Friday, March 12, 2010

Happy Dance

March 12, 2010
Friday, 3:24 P.M.
Home

I'm doing a tentative happy dance for the moment. Carol Ann has changed her mind about the chemo. She is going to start the treatments again next Wednesday. Believe it or not, it's because she can't leave her cats. Know what? I don't care what the reason is as long as she has one, that reason to live, to fight on, to look toward a future. As long as she has the reason, then we can let the future take care of itself. She has two cats left. Cats have played an important part in Carol Ann's life for a very long time, long before I met her, which was fifteen years ago. The older one, Madam, is quite old with arthritis and stomach problems. Carol Ann is far more conscientious of her cats' health than she is of her own and she's dropped, not a few, bucks on their medical treatments. The younger one, Andy, is very reticent around other people. She will never come out of her hidey hole when anyone other than Carol Ann is around. So, naturally, these two are not prime candidates for finding a home if their mistress is gone. Hence, Carol Ann's decision. She is perfectly comfortable putting herself down, so to speak, but not with having the cat's put to sleep on her passing. None of us knows what the future holds.
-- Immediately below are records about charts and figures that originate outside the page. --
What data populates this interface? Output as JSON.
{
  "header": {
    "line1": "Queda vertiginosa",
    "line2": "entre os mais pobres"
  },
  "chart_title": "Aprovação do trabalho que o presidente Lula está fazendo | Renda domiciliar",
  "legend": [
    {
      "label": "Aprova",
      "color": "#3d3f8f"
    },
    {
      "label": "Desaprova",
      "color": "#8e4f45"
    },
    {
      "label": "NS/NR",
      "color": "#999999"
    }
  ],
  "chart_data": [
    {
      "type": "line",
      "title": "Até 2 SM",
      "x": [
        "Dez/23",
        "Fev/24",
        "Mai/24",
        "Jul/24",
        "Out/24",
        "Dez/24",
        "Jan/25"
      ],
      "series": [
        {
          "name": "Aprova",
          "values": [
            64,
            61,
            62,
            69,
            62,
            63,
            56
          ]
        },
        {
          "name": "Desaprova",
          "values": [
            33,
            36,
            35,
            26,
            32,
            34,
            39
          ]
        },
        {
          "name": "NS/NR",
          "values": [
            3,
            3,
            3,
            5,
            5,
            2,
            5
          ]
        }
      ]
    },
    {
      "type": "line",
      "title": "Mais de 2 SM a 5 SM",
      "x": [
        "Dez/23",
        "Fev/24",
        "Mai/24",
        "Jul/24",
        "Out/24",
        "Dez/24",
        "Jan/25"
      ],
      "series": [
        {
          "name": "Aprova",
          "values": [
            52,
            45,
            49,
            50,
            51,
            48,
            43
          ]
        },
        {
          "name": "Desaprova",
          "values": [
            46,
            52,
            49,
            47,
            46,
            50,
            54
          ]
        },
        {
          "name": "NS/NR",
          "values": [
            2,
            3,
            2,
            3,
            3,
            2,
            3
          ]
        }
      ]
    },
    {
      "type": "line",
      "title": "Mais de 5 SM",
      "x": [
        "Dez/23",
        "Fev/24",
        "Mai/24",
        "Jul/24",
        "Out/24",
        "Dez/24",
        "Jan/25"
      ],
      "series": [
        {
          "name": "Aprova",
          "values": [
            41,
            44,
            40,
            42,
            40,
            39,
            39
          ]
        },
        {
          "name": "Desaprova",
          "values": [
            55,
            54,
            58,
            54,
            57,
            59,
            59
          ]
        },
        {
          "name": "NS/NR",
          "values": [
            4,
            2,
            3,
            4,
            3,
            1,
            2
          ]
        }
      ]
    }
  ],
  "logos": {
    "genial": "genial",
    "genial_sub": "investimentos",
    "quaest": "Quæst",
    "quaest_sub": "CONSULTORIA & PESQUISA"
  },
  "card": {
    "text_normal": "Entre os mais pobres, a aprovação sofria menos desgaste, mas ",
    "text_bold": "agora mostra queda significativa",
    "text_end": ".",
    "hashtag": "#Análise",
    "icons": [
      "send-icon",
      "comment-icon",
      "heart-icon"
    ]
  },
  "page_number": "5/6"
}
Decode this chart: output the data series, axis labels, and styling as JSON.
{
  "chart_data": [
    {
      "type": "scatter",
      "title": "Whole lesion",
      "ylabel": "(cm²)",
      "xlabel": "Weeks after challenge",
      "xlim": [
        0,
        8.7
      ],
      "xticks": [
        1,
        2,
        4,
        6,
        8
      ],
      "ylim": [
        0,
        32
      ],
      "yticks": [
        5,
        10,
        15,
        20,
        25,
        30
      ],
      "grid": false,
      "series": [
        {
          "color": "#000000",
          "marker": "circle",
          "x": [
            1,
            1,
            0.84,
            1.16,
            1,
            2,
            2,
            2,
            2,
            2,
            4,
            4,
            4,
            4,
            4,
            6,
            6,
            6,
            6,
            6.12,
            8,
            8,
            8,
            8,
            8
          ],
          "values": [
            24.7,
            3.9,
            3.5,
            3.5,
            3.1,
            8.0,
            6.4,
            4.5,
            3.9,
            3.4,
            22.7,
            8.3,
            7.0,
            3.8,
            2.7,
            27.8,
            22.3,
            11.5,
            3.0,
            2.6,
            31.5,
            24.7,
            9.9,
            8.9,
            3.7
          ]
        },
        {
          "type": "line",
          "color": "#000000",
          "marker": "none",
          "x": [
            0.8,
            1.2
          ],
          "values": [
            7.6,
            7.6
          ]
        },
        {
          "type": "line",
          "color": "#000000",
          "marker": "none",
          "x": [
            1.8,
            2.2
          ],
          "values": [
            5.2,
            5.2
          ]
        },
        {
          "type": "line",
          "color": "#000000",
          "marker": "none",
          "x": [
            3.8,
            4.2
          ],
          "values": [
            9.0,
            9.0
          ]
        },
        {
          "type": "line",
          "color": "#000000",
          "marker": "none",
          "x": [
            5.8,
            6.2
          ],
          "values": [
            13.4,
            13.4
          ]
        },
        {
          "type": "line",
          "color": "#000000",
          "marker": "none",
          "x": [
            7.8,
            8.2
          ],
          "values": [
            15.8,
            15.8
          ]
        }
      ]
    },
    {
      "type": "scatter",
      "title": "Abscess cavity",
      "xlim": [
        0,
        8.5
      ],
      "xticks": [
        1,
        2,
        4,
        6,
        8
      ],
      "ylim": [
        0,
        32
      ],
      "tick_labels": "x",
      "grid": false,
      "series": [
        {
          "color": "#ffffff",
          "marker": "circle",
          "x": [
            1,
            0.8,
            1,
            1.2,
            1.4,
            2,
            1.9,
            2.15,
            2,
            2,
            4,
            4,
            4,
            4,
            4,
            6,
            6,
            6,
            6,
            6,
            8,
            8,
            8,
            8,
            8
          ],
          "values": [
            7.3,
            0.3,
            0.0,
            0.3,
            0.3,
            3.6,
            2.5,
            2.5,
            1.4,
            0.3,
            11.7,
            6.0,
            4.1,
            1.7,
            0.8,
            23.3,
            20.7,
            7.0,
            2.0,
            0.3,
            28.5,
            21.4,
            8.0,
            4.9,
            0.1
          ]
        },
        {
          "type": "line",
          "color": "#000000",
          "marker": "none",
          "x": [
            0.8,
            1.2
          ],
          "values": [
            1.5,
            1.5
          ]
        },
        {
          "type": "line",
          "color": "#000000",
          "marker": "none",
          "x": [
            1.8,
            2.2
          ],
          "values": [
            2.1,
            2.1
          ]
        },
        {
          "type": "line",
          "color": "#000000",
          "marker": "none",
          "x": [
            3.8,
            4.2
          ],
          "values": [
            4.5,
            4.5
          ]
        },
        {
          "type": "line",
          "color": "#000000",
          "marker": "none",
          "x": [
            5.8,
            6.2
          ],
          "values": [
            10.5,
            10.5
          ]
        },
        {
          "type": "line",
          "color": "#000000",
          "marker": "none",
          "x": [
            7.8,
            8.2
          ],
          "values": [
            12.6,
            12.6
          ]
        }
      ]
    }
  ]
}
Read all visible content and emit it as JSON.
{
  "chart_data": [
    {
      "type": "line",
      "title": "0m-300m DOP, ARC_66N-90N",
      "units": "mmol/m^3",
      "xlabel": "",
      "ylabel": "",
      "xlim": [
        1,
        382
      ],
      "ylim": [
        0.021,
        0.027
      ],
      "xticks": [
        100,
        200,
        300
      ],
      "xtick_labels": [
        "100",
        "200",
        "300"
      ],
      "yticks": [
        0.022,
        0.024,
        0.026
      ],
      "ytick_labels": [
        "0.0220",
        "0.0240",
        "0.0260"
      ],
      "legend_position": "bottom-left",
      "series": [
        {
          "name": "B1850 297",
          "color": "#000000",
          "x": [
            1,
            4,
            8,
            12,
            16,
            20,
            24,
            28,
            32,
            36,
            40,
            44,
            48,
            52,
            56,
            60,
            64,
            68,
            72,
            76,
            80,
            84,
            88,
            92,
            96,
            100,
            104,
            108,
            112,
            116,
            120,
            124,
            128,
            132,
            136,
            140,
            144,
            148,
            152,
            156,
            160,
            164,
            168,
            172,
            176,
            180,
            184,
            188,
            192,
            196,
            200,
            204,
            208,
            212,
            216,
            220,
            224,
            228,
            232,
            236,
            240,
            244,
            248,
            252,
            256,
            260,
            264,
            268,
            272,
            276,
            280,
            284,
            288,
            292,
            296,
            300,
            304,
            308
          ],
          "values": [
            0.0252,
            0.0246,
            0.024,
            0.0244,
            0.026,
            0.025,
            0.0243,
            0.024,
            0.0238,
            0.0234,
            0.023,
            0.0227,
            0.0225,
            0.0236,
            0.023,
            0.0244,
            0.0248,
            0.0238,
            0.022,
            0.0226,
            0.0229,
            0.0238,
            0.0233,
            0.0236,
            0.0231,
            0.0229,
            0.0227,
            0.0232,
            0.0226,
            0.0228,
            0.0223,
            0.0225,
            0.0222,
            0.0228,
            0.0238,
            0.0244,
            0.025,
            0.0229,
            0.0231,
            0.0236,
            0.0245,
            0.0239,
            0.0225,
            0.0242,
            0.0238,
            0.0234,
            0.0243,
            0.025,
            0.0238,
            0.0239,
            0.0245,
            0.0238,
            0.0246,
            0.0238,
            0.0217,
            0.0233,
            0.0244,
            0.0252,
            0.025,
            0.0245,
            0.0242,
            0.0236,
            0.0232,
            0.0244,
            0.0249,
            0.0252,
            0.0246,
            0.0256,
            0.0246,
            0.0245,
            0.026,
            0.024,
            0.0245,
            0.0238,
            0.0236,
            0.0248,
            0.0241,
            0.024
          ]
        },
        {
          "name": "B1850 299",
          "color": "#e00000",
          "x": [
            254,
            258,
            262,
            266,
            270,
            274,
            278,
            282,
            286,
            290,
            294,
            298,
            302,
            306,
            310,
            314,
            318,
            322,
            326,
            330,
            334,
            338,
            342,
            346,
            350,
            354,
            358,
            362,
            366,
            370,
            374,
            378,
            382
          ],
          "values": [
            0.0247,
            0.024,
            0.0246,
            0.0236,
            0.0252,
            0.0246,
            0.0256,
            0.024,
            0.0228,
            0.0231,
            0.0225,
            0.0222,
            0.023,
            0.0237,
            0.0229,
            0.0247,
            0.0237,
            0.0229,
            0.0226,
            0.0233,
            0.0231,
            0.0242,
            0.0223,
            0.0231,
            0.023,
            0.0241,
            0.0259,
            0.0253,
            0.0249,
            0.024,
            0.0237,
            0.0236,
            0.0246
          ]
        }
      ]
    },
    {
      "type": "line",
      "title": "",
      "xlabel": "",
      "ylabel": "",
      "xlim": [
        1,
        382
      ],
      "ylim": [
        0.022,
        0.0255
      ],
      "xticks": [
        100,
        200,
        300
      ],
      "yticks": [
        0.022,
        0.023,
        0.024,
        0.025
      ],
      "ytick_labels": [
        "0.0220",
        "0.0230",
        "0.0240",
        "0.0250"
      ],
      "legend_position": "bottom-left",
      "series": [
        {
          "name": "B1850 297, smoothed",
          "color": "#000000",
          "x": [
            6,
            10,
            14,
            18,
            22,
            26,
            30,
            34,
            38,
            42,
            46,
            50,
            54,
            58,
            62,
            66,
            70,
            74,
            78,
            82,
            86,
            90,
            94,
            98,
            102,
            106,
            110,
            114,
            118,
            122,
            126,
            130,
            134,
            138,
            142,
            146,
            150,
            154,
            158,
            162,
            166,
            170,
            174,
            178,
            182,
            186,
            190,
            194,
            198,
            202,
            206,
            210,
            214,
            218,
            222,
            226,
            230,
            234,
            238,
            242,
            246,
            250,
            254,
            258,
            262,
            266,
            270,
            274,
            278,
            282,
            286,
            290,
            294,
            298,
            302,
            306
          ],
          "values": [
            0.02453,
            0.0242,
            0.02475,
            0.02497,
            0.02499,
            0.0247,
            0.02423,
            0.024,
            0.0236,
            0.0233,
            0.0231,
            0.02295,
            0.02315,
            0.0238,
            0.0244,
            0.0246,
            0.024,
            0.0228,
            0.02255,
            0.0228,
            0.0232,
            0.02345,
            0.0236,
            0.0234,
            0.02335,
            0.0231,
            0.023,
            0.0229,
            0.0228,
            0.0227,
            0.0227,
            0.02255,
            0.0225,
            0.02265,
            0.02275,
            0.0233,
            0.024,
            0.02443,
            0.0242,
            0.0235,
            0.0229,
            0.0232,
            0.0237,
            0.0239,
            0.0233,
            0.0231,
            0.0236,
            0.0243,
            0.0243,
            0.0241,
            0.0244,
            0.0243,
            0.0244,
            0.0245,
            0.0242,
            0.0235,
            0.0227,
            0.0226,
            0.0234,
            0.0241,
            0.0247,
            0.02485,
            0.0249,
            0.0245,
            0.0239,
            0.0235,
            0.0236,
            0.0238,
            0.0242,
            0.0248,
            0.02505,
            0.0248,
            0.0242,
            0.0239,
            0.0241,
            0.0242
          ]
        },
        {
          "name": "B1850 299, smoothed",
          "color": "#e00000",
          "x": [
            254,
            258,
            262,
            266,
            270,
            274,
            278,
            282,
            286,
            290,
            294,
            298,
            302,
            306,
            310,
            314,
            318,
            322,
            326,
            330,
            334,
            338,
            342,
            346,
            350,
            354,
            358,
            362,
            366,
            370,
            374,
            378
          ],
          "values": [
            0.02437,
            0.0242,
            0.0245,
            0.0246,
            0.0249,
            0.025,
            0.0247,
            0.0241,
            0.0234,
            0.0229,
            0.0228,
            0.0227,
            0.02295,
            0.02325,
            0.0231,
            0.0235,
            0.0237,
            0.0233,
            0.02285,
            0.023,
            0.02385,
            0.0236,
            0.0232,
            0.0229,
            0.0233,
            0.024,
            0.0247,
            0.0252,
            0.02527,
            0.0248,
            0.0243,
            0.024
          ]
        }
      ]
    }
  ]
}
Hell, I could be in a car accident on the way to her house tomorrow and predecede her by ages! The point is we DON'T know, so shouldn't each day be lived to its fullest? We should be finding wonder in every moment we are here because the next moment, we may not be. Age has granted me a little more wisdom and I know that I don't want to waste a moment of the sunshine or bother about frivolous, unimportant matters that mean nothing in the big picture. There is nothing I need that I don't have. My friend is not giving up the fight and so I have all the reason in the world to do the happy dance.